For most people, he says, '95 per cent of their [car] requirements will be covered by a certain set of needs, but they buy a car to meet 100 per cent of their needs, and that’s dictated by the last 5 per cent. If 95 per cent of their requirements is on their own, commuting a 20 mile distance and then every couple of weeks they’ll go away with the family, they’ll buy an estate car for that one journey every couple of weeks. …
'If you have car clubs – and they really have mushroomed recently – it means that people can buy the car for 95 per cent of their needs and rely on the car club for the 5 per cent. I think that is a really crucial element in moving towards much more niche, specific, appropriate vehicles for appropriate uses.'
Riversimple cars are expected to be on trial in the UK from 2012. Around 50 cars will be leased in one or two cities, supported by the local authority.
Several local authorities have expressed interest including Oxford and Leicester.
One of the major challenges for the Riversimple concept is getting the hydrogen to the cars. In partnership with BOC and participating Local Authorities, Riversimple hopes to overcome this by starting small and building the infrastructure as demand grows.

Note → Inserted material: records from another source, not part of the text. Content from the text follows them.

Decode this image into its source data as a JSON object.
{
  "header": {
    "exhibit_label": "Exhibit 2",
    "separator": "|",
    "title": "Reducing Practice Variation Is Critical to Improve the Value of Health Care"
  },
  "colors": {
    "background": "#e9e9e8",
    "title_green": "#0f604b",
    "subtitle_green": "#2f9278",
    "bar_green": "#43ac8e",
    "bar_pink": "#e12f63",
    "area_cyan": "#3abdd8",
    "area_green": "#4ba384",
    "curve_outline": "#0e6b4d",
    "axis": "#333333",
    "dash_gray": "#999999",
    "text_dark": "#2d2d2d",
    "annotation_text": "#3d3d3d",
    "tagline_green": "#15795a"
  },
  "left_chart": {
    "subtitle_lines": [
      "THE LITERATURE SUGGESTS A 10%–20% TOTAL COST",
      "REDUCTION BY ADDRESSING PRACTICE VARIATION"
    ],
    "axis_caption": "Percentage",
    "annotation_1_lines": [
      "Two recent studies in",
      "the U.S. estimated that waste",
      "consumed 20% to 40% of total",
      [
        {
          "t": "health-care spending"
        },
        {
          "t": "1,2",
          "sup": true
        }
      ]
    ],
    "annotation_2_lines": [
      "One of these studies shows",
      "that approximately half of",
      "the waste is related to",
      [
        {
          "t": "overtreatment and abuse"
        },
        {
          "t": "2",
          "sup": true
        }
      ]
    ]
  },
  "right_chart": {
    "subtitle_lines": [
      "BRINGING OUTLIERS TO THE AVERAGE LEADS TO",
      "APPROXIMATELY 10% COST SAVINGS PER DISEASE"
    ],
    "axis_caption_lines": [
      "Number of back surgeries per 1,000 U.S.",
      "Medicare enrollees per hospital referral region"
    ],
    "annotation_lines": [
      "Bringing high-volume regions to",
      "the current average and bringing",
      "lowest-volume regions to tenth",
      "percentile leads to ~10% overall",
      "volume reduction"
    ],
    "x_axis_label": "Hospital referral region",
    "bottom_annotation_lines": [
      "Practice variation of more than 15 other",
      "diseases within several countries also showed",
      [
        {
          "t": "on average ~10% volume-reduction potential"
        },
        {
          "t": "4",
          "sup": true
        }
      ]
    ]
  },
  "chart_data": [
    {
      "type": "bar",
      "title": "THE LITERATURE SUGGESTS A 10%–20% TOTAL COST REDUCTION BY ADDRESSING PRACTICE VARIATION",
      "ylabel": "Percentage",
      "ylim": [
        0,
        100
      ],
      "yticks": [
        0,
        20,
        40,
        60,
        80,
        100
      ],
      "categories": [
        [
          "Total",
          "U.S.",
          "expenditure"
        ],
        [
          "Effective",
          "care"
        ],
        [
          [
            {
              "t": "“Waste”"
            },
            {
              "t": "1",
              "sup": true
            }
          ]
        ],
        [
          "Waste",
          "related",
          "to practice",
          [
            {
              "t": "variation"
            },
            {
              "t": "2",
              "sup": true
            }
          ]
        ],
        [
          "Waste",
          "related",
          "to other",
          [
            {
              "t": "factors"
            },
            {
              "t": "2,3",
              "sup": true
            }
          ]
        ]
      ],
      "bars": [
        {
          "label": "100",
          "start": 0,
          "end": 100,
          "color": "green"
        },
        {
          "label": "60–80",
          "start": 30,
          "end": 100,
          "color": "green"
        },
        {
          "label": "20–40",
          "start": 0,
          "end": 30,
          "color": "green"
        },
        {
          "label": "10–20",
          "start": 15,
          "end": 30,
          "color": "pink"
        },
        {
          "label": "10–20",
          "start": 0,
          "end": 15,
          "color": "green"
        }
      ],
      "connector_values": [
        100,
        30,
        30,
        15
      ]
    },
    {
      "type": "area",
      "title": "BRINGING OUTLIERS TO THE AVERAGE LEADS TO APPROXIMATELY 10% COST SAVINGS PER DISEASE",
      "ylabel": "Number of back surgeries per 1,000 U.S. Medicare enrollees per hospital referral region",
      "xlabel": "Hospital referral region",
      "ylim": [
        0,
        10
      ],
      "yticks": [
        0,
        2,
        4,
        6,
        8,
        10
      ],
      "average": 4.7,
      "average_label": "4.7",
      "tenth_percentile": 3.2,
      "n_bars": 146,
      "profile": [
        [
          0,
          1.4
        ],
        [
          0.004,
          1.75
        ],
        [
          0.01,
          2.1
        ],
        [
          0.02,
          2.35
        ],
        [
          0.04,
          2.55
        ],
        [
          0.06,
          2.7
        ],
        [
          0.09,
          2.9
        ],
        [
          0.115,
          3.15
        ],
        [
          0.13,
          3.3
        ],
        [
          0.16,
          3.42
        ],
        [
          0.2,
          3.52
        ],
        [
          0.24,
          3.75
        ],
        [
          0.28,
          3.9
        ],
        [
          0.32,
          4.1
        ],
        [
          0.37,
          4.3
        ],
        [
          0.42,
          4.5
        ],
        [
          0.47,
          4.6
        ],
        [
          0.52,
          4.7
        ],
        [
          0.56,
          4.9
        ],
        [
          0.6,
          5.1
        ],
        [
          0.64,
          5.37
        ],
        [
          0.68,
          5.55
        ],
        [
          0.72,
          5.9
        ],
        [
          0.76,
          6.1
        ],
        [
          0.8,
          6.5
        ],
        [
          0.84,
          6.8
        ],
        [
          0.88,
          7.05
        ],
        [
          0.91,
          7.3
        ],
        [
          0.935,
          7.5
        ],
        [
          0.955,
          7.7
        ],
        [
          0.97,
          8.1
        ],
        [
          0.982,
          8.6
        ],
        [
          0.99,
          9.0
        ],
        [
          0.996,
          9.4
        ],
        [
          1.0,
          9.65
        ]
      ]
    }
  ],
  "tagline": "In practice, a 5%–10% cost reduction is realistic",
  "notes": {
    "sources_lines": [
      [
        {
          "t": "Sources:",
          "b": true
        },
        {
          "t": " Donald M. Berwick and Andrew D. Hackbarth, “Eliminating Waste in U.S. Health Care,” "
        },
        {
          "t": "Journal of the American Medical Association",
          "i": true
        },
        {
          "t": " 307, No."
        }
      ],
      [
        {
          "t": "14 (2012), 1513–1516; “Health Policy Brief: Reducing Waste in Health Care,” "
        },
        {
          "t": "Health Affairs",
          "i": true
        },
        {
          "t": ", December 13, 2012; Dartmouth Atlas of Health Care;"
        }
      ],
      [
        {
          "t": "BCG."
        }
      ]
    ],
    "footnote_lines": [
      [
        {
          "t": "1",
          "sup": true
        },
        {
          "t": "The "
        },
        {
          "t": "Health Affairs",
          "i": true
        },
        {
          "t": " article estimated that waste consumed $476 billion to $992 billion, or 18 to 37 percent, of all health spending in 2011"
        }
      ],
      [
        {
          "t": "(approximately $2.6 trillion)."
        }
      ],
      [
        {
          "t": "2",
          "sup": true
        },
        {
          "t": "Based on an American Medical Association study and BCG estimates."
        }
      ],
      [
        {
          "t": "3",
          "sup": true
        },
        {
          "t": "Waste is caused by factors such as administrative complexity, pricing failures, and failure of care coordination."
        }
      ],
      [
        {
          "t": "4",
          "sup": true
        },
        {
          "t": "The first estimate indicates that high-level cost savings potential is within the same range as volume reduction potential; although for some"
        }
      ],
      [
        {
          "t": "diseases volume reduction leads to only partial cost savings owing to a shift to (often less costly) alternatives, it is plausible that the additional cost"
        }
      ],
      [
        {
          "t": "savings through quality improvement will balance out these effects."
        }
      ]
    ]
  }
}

Hydrogen refuelling stations will be built in the participating cities, and, as the cars and their hybrids become more popular, the network will build and eventually become extensive enough to support intercity travel.
The efficiency of the Riversimple car is expected to make the transportation of enough hydrogen to fuel stations feasible.
Spowers himself conveys an infectious sense of urgency.
'There’s a window of opportunity of about ten years in which I think we’ve got a chance of establishing this,' he says. 'In about 10 years time, people will have a steel bodied fuel cell car with probably a 60 KW fuel cell system in a commercially viable, ordinary five-seater family car.
'The problem with that is that it will require about four times as much fuel than a car built on the principles we are advocating. And once fuel cell cars are available in the conventional steel bodied platform, then it will be very much harder to ever go back and re-address the fundamental architecture. I don’t think you’ll be able to do it.'
If the opportunity is missed, says Spowers, cars will be made for the mass market, people will depend on one-size-fits-all and innovation will remain slow.